What Washington Democrats wrongly ignored when they established Obamacare is the following. Article V of the Constitution requires Congress to first successfully petition the states for an amendment to the Constitution which would have granted Congress the specific power to tax and spend for healthcare purposes for example. Unfortunately, it seems that Article V is the best kept secret of the unconstitutionally big federal government.
Interesting - the National Bank debate may lead to a conclusion that Congress may enact a law in the absence of Constitutional authority, but because the law has a substantial effect on commerce, Congress can regulate the activity. I think I will call that the "Ministry of Truth" argument.
Frith........a question please.. Will there be any inkling of when the decision comes down.. Is it done like unemployment numbers where journalists are locked up? Thanx.
The Court will deliver its opinion when it is ready, usually at the end of a term. They do not give advance information. Justice does not operate on a timeline - only litigants shoulder that burden.

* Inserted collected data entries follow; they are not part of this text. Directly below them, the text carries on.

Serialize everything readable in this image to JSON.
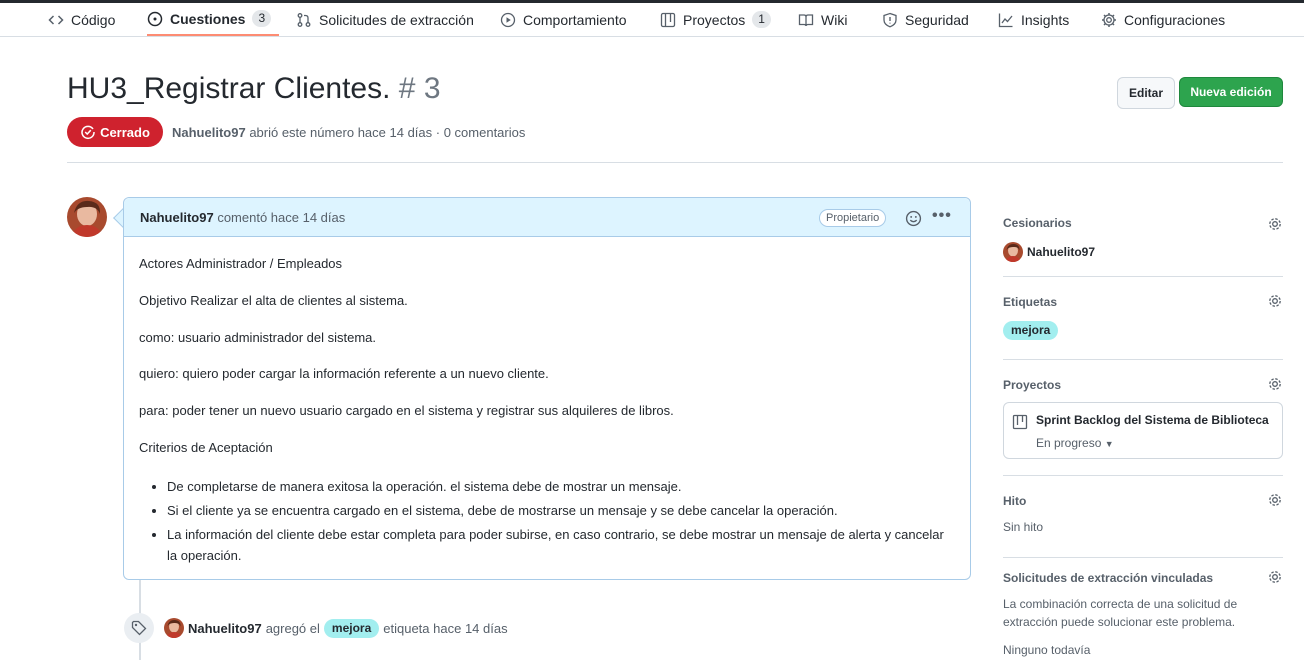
{
  "nav": {
    "items": [
      {
        "label": "Código",
        "icon": "code-icon"
      },
      {
        "label": "Cuestiones",
        "icon": "issue-opened-icon",
        "count": "3",
        "active": true
      },
      {
        "label": "Solicitudes de extracción",
        "icon": "git-pull-request-icon"
      },
      {
        "label": "Comportamiento",
        "icon": "play-icon"
      },
      {
        "label": "Proyectos",
        "icon": "table-icon",
        "count": "1"
      },
      {
        "label": "Wiki",
        "icon": "book-icon"
      },
      {
        "label": "Seguridad",
        "icon": "shield-icon"
      },
      {
        "label": "Insights",
        "icon": "graph-icon"
      },
      {
        "label": "Configuraciones",
        "icon": "gear-icon"
      }
    ]
  },
  "issue": {
    "title": "HU3_Registrar Clientes.",
    "number": "# 3",
    "edit_label": "Editar",
    "new_label": "Nueva edición",
    "state": "Cerrado",
    "author": "Nahuelito97",
    "meta": "abrió este número hace 14 días · 0 comentarios"
  },
  "comment": {
    "author": "Nahuelito97",
    "time": "comentó hace 14 días",
    "owner_badge": "Propietario",
    "paragraphs": [
      "Actores Administrador / Empleados",
      "Objetivo Realizar el alta de clientes al sistema.",
      "como: usuario administrador del sistema.",
      "quiero: quiero poder cargar la información referente a un nuevo cliente.",
      "para: poder tener un nuevo usuario cargado en el sistema y registrar sus alquileres de libros.",
      "Criterios de Aceptación"
    ],
    "bullets": [
      "De completarse de manera exitosa la operación. el sistema debe de mostrar un mensaje.",
      "Si el cliente ya se encuentra cargado en el sistema, debe de mostrarse un mensaje y se debe cancelar la operación.",
      "La información del cliente debe estar completa para poder subirse, en caso contrario, se debe mostrar un mensaje de alerta y cancelar la operación."
    ]
  },
  "timeline": {
    "author": "Nahuelito97",
    "action": "agregó el",
    "label": "mejora",
    "suffix": "etiqueta hace 14 días"
  },
  "sidebar": {
    "assignees_title": "Cesionarios",
    "assignee": "Nahuelito97",
    "labels_title": "Etiquetas",
    "label": "mejora",
    "projects_title": "Proyectos",
    "project_name": "Sprint Backlog del Sistema de Biblioteca",
    "project_status": "En progreso",
    "milestone_title": "Hito",
    "milestone_value": "Sin hito",
    "linked_title": "Solicitudes de extracción vinculadas",
    "linked_desc_1": "La combinación correcta de una solicitud de",
    "linked_desc_2": "extracción puede solucionar este problema.",
    "linked_none": "Ninguno todavía"
  },
  "colors": {
    "closed": "#cf222e",
    "primary": "#2da44e",
    "label_bg": "#a2eeef",
    "comment_header": "#ddf4ff"
  }
}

It shoulld make for an interesting few days when it is... I picture in my head that the justices cut most of it and the flury of activity that will start not only in the markets but spitzer/maddow/ schult/mathews/granholm etc....They will have to surrender their belts.shoe laces/ and any sharp objects...Msnbc will go on suicide lockdown.
The next president, whether it’s Obama or a Republican, also has a reasonable shot at transforming the majority on the Supreme Court, because three justices representing the closely divided court’s liberal and conservative wings, as well as its center, will turn 80 before the next presidential term ends.
This scares the crap out of me.2 out of 3 are conservatives.